By Luke Voogt

After more than two decades working in Hong Kong as an international producer, Sharon Seyd knows a thing or two about making a living from arts.

Seyd worked on major projects across Asia from the cosmopolitan artistic heart of Hong Kong, collaborating with American network NBC, the BBC and other large organisations.

“I was used to often getting half a million dollars from a corporation to get a large-scale project up and running in a few months,” she told the Independent.

She and her colleague from Pop-Up Art, Karen Corr, plan to share their experience in a free online ArtsAction workshop series coming to Geelong for the first time next month.

Pop-Up Art began after Seyd moved back to Melbourne and read an amusing but hard-hitting critique on a Castlemaine festival from a local artist in 2008.

“We have a weekender in Castlemaine,” she explained.

“He wrote this very funny short piece on how everyone comes to Castlemaine for the prawns – Castlemaine is inland so the prawns aren’t even from there – and wine, and a free postcard photo at his gallery.

“They’re not buying his art, they’re just spending their money on prawns and wine.

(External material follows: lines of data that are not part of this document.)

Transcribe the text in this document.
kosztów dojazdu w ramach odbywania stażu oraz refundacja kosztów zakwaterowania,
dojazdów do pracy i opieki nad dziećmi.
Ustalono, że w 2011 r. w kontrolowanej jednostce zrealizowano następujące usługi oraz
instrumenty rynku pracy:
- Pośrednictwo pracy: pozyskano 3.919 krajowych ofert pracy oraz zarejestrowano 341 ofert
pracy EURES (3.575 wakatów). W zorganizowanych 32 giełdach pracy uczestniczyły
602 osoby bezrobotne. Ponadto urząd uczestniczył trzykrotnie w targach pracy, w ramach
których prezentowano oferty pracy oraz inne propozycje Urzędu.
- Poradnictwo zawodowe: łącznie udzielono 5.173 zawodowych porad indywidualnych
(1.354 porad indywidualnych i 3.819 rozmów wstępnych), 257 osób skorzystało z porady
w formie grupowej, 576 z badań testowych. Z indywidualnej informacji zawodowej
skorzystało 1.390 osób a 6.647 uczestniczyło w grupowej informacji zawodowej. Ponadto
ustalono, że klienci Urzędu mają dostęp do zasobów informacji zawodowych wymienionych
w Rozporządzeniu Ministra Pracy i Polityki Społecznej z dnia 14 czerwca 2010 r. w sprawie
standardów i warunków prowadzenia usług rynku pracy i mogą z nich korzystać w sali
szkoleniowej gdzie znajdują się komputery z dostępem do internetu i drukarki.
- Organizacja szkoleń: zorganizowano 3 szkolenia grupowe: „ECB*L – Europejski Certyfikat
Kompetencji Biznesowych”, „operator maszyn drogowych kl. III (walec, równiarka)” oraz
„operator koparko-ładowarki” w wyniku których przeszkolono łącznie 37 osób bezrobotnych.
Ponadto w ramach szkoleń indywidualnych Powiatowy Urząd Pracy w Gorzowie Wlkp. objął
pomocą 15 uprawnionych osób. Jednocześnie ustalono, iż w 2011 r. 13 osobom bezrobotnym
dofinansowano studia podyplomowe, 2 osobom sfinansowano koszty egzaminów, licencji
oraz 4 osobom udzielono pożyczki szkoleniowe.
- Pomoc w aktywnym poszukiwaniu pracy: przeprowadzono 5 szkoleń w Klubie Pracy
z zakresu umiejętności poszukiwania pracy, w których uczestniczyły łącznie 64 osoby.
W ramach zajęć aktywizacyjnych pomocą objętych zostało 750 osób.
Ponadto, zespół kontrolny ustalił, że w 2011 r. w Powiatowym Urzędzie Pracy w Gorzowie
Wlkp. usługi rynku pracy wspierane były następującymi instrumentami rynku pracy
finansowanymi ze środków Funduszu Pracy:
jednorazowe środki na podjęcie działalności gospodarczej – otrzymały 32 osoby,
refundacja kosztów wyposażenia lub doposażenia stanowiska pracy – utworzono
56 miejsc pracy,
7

This was the seedling of Pop-Up Art.”

Over the past decade Pop-Up Art has organised events featuring hundreds of regional Victorian artists, including an exhibition of works hanging at stations along the Bendigo line.

But Seyd soon realised the local arts environment was very different to Hong Kong.

“I had this reality check that there’s very little money in the arts here in Australia,” she said.

“Even pre-COVID-19 there was not enough money to sustain our core organisations. Over the past decade we’ve slowly tried to chip away at how we can make a difference.”

Seyd and Corr, who has background in organising community groups, gradually turned their attention more toward helping individual artists “translate” their passion into a career path.

“It’s making the most of the little funding that’s out there, but also growing the voice of the creative sector,” Seyd said.

“Creatives deserve to have financially-viable careers, rather than having to keep their day job as a waiter, an administrator or whatever it may be.”

Seyd, who teaches arts business at the Victorian College of the Arts and Deakin University, plans to teach local creatives how to be market-ready, work together effectively and build digital communities.

She and Corr will collaborate with eight councils in one hit through the ArtsAction professional development program, which has had more than 200 creatives sign up so far in the week since registrations opened.

The program includes a six-part email resource pack and weekly Zoom workshops, with the first of four online series beginning next month.